Femmes : l’émancipation entravée (introduction au dossier)

3 min
Par Yann Mens

Emancipation ou double peine ? Partout, les femmes travaillent de plus en plus en dehors de l’espace familial. Parce que les progrès de la scolarisation des filles, de l’école primaire à l’université, leur permettent d’accéder à des métiers autrefois réservés aux hommes. Et parce que les contraintes économiques exigent que les deux conjoints contribuent au revenu de la famille. Cette sortie de l’espace privé où elles étaient confinées et financièrement dépendantes est un début d’émancipation qu’elles paient très cher, tant l’essentiel des soins aux enfants et des travaux ménagers continue de peser sur elles. L’inégalité de charges domestiques se double d’une inégalité de traitement au travail, où la différence de salaire reste la règle.

Certaines, dans les pays occidentaux, font donc des choix drastiques. A défaut de pouvoir mener sereinement de front vie professionnelle et vie familiale, elles renoncent à avoir des enfants. Ce phénomène prend parfois des proportions telles qu’il contraint l’Etat à réviser ses politiques publiques - moins par souci de l’émancipation des femmes que pour combattre le risque d’une crise démographique, notamment. Ainsi de l’Allemagne, où la forte baisse du taux de fécondité s’explique entre autres par la non-procréation chez les diplômées de l’enseignement supérieur, dans un pays où, traditionnellement, les mères de jeunes enfants sont stigmatisées lorsqu’elles travaillent 1. Et où les crèches sont peu nombreuses, en comparaison avec la France par exemple, au taux de fécondité bien supérieur (2,02 enfants par femme, contre 1,37 outre-Rhin).

Transmission familiale

Dans de nombreux pays, les choix ne se posent pas dans les mêmes termes pour les femmes qui n’ont pas, ou peu, la maîtrise de leur fécondité. Parce que les méthodes de contraception modernes sont peu accessibles, mais aussi en raison du poids des normes sociales ou des pressions de l’entourage, qui valorisent une maternité nombreuse (lire p. 33). Mais cet entourage peut aussi se révéler le meilleur allié de celles qui travaillent à l’extérieur du foyer. Ainsi de ces mères turques, véritables sponsors de leurs filles cadres et qui réalisent à travers elles des aspirations frustrées (lire p. 30).

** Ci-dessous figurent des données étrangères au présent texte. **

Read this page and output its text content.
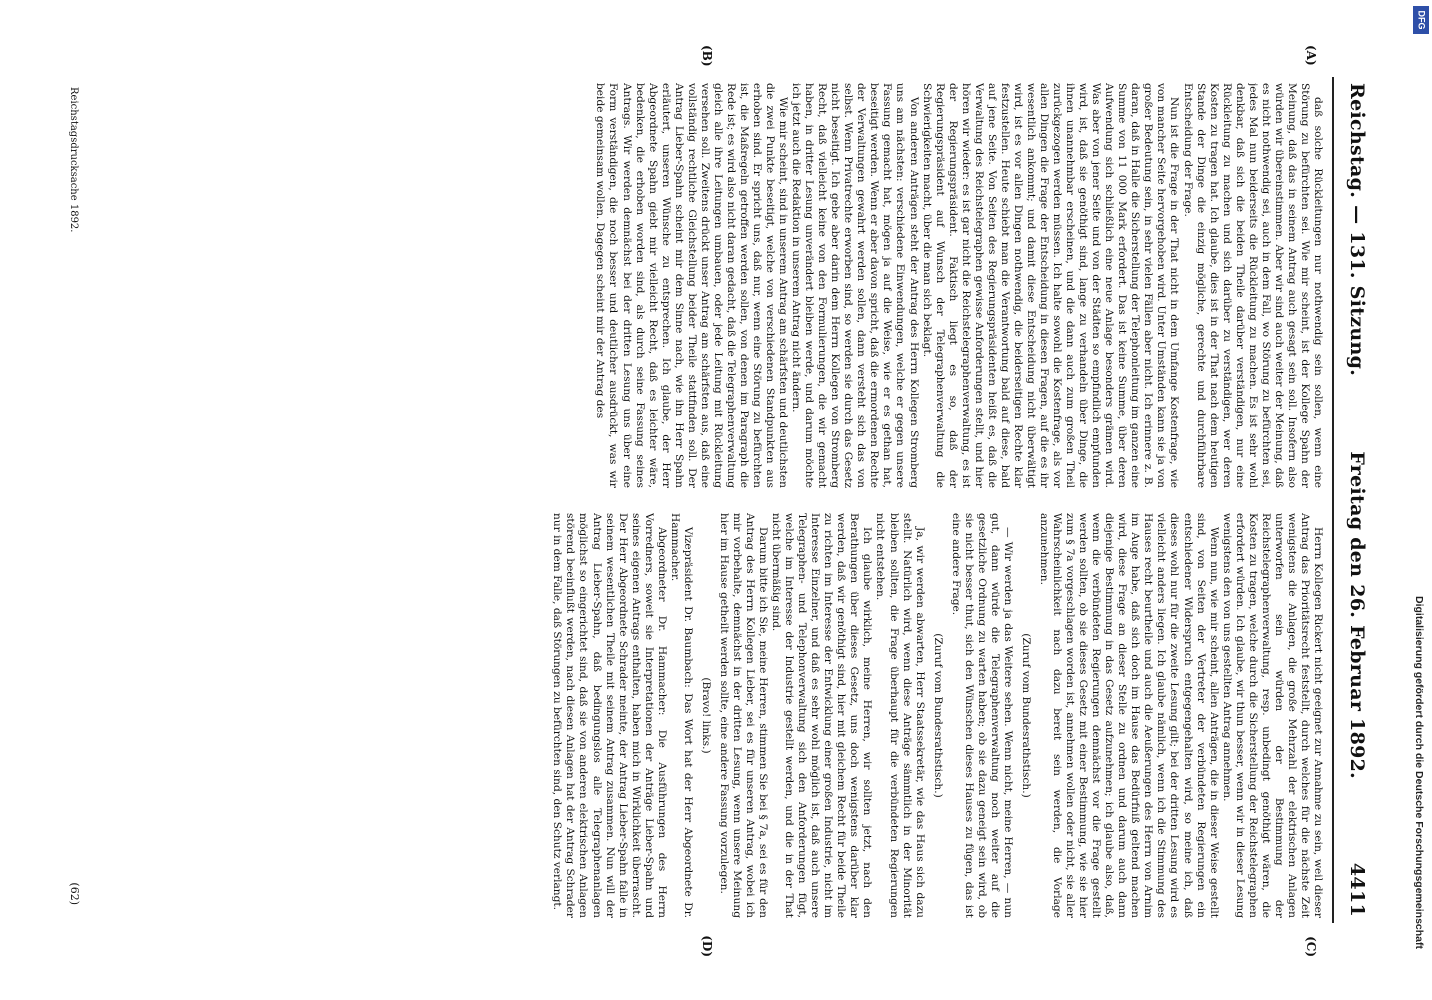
Reichstag. — 131. Sitzung.
Freitag den 26. Februar 1892.  4411
(A)
(B)
(C)
(D)

daß solche Rückleitungen nur nothwendig sein sollen, wenn eine Störung zu befürchten sei. Wie mir scheint, ist der Kollege Spahn der Meinung, daß das in seinem Antrag auch gesagt sein soll. Insofern also würden wir übereinstimmen. Aber wir sind auch weiter der Meinung, daß es nicht nothwendig sei, auch in dem Fall, wo Störung zu befürchten sei, jedes Mal nun beiderseits die Rückleitung zu machen. Es ist sehr wohl denkbar, daß sich die beiden Theile darüber verständigen, nur eine Rückleitung zu machen und sich darüber zu verständigen, wer deren Kosten zu tragen hat. Ich glaube, dies ist in der That nach dem heutigen Stande der Dinge die einzig mögliche, gerechte und durchführbare Entscheidung der Frage.

Nun ist die Frage in der That nicht in dem Umfange Kostenfrage, wie von mancher Seite hervorgehoben wird. Unter Umständen kann sie ja von großer Bedeutung sein, in sehr vielen Fällen aber nicht. Ich erinnere z. B. daran, daß in Halle die Sicherstellung der Telephonleitung im ganzen eine Summe von 11 000 Mark erfordert. Das ist keine Summe, über deren Aufwendung sich schließlich eine neue Anlage besonders grämen wird. Was aber von jener Seite und von der Städten so empfindlich empfunden wird, ist, daß sie genöthigt sind, lange zu verhandeln über Dinge, die ihnen unannehmbar erscheinen, und die dann auch zum großen Theil zurückgezogen werden müssen. Ich halte sowohl die Kostenfrage, als vor allen Dingen die Frage der Entscheidung in diesen Fragen, auf die es ihr wesentlich ankommt; und damit diese Entscheidung nicht überwältigt wird, ist es vor allen Dingen nothwendig, die beiderseitigen Rechte klar festzustellen. Heute schiebt man die Verantwortung bald auf diese, bald auf jene Seite. Von Seiten des Regierungspräsidenten heißt es, daß die Verwaltung des Reichstelegraphen gewisse Anforderungen stellt, und hier hören wir wieder: es ist gar nicht die Reichstelegraphenverwaltung, es ist der Regierungspräsident. Faktisch liegt es so, daß der Regierungspräsident auf Wunsch der Telegraphenverwaltung die Schwierigkeiten macht, über die man sich beklagt.

Von anderen Anträgen steht der Antrag des Herrn Kollegen Stromberg uns am nächsten: verschiedene Einwendungen, welche er gegen unsere Fassung gemacht hat, mögen ja auf die Weise, wie er es gethan hat, beseitigt werden. Wenn er aber davon spricht, daß die ermordenen Rechte der Verwaltungen gewahrt werden sollen, dann versteht sich das von selbst. Wenn Privatrechte erworben sind, so werden sie durch das Gesetz nicht beseitigt. Ich gebe aber darin dem Herrn Kollegen von Stromberg Recht, daß vielleicht keine von den Formulierungen, die wir gemacht haben, in dritter Lesung unverändert bleiben werde, und darum möchte ich jetzt auch die Redaktion in unserem Antrag nicht ändern.

Wie mir scheint, sind in unserem Antrag am schärfsten und deutlichsten die zwei Punkte beseitigt, welche von verschiedenen Standpunkten aus erhoben sind. Er spricht uns, daß nur, wenn eine Störung zu befürchten ist, die Maßregeln getroffen werden sollen, von denen im Paragraph die Rede ist; es wird also nicht daran gedacht, daß die Telegraphenverwaltung gleich alle ihre Leitungen umbauen, oder jede Leitung mit Rückleitung versehen soll. Zweitens drückt unser Antrag am schärfsten aus, daß eine vollständig rechtliche Gleichstellung beider Theile stattfinden soll. Der Antrag Lieber-Spahn scheint mir dem Sinne nach, wie ihn Herr Spahn erläutert, unseren Wünsche zu entsprechen. Ich glaube, der Herr Abgeordnete Spahn giebt mir vielleicht Recht, daß es leichter wäre, bedenken, die erhoben worden sind, als durch seine Fassung seines Antrags. Wir werden demnächst bei der dritten Lesung uns über eine Form verständigen, die noch besser und deutlicher ausdrückt, was wir beide gemeinsam wollen. Dagegen scheint mir der Antrag des

Herrn Kollegen Rickert nicht geeignet zur Annahme zu sein, weil dieser Antrag das Prioritätsrecht feststellt, durch welches für die nächste Zeit wenigstens die Anlagen, die große Mehrzahl der elektrischen Anlagen unterworfen sein würden der Bestimmung der Reichstelegraphenverwaltung, resp. unbedingt genöthigt wären, die Kosten zu tragen, welche durch die Sicherstellung der Reichstelegraphen erfordert würden. Ich glaube, wir thun besser, wenn wir in dieser Lesung wenigstens den von uns gestellten Antrag annehmen.

Wenn nun, wie mir scheint, allen Anträgen, die in dieser Weise gestellt sind, von Seiten der Vertreter der verbündeten Regierungen ein entschiedener Widerspruch entgegengehalten wird, so meine ich, daß dieses wohl nur für die zweite Lesung gilt; bei der dritten Lesung wird es vielleicht anders liegen. Ich glaube nämlich, wenn ich die Stimmung des Hauses recht beurtheile und auch die Aeußerungen des Herrn von Arnim im Auge habe, daß sich doch im Hause das Bedürfniß geltend machen wird, diese Frage an dieser Stelle zu ordnen und darum auch dann diejenige Bestimmung in das Gesetz aufzunehmen; ich glaube also, daß, wenn die verbündeten Regierungen demnächst vor die Frage gestellt werden sollten, ob sie dieses Gesetz mit einer Bestimmung, wie sie hier zum § 7a vorgeschlagen worden ist, annehmen wollen oder nicht, sie aller Wahrscheinlichkeit nach dazu bereit sein werden, die Vorlage anzunehmen.

(Zuruf vom Bundesrathstisch.)

— Wir werden ja das Weitere sehen. Wenn nicht, meine Herren, — nun gut, dann würde die Telegraphenverwaltung noch weiter auf die gesetzliche Ordnung zu warten haben; ob sie dazu geneigt sein wird, ob sie nicht besser thut, sich den Wünschen dieses Hauses zu fügen, das ist eine andere Frage.

(Zuruf vom Bundesrathstisch.)

Ja, wir werden abwarten, Herr Staatssekretär, wie das Haus sich dazu stellt. Natürlich wird, wenn diese Anträge sämmtlich in der Minorität bleiben sollten, die Frage überhaupt für die verbündeten Regierungen nicht entstehen.

Ich glaube wirklich, meine Herren, wir sollten jetzt, nach den Berathungen über dieses Gesetz, uns doch wenigstens darüber klar werden, daß wir genöthigt sind, hier mit gleichem Recht für beide Theile zu richten im Interesse der Entwicklung einer großen Industrie, nicht im Interesse Einzelner, und daß es sehr wohl möglich ist, daß auch unsere Telegraphen- und Telephonverwaltung sich den Anforderungen fügt, welche im Interesse der Industrie gestellt werden, und die in der That nicht übermäßig sind.

Darum bitte ich Sie, meine Herren, stimmen Sie bei § 7a, sei es für den Antrag des Herrn Kollegen Lieber, sei es für unseren Antrag, wobei ich mir vorbehalte, demnächst in der dritten Lesung, wenn unsere Meinung hier im Hause getheilt werden sollte, eine andere Fassung vorzulegen.

(Bravo! links.)

Vizepräsident Dr. Baumbach: Das Wort hat der Herr Abgeordnete Dr. Hammacher.

Abgeordneter Dr. Hammacher: Die Ausführungen des Herrn Vorredners, soweit sie Interpretationen der Anträge Lieber-Spahn und seines eigenen Antrags enthalten, haben mich in Wirklichkeit überrascht. Der Herr Abgeordnete Schrader meinte, der Antrag Lieber-Spahn falle in seinem wesentlichen Theile mit seinem Antrag zusammen. Nun will der Antrag Lieber-Spahn, daß bedingungslos alle Telegraphenanlagen möglichst so eingerichtet sind, daß sie von anderen elektrischen Anlagen störend beeinflußt werden, nach diesen Anlagen hat der Antrag Schrader nur in dem Falle, daß Störungen zu befürchten sind, den Schutz verlangt.

Reichstagsdrucksache 1892.
(62)	Digitalisierung gefördert durch die Deutsche Forschungsgemeinschaft
DFG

Ailleurs, faute de crèches, les femmes emploient d’autres femmes (et exclusivement des femmes) pour s’occuper de leurs enfants. Des employées issues des milieux populaires, souvent venues de la campagne du fait d’un exode rural massif. Ou des migrantes arrivées de l’autre bout du monde et qui ont dû parfois laisser leurs propres enfants au pays (lire p. 32).

Mais, même volontaristes, les politiques publiques n’infléchissent pas sensiblement la division sexuée des rôles au sein du couple. Comme l’observent trois sociologues 2, dans les pays du nord de l’Europe qui ont pourtant développé des politiques incitatives à l’égard des pères, les mères assument une part des soins aux enfants bien plus importante et prennent une durée de congés parentaux nettement plus étendue qu’eux. Si les carences de l’action publique, en matière éducative notamment, expliquent sans doute la persistance de modèles inégalitaires, une grande part de l’émancipation féminine se joue aussi hors de sa portée. Dans l’intimité familiale, où chaque mère et chaque père enseigne aux futurs adultes des deux sexes, plus ou moins consciemment et dans les moindres gestes du quotidien, comment se comporter.

  • 1. Cf. AI 35, La fin des " mauvaises mères ", A. Hege.
  • 2. " Etat/Travail/Famille, " conciliation" ou conflit ? ", Cahiers du Genre, 46/2009, pp.6-7.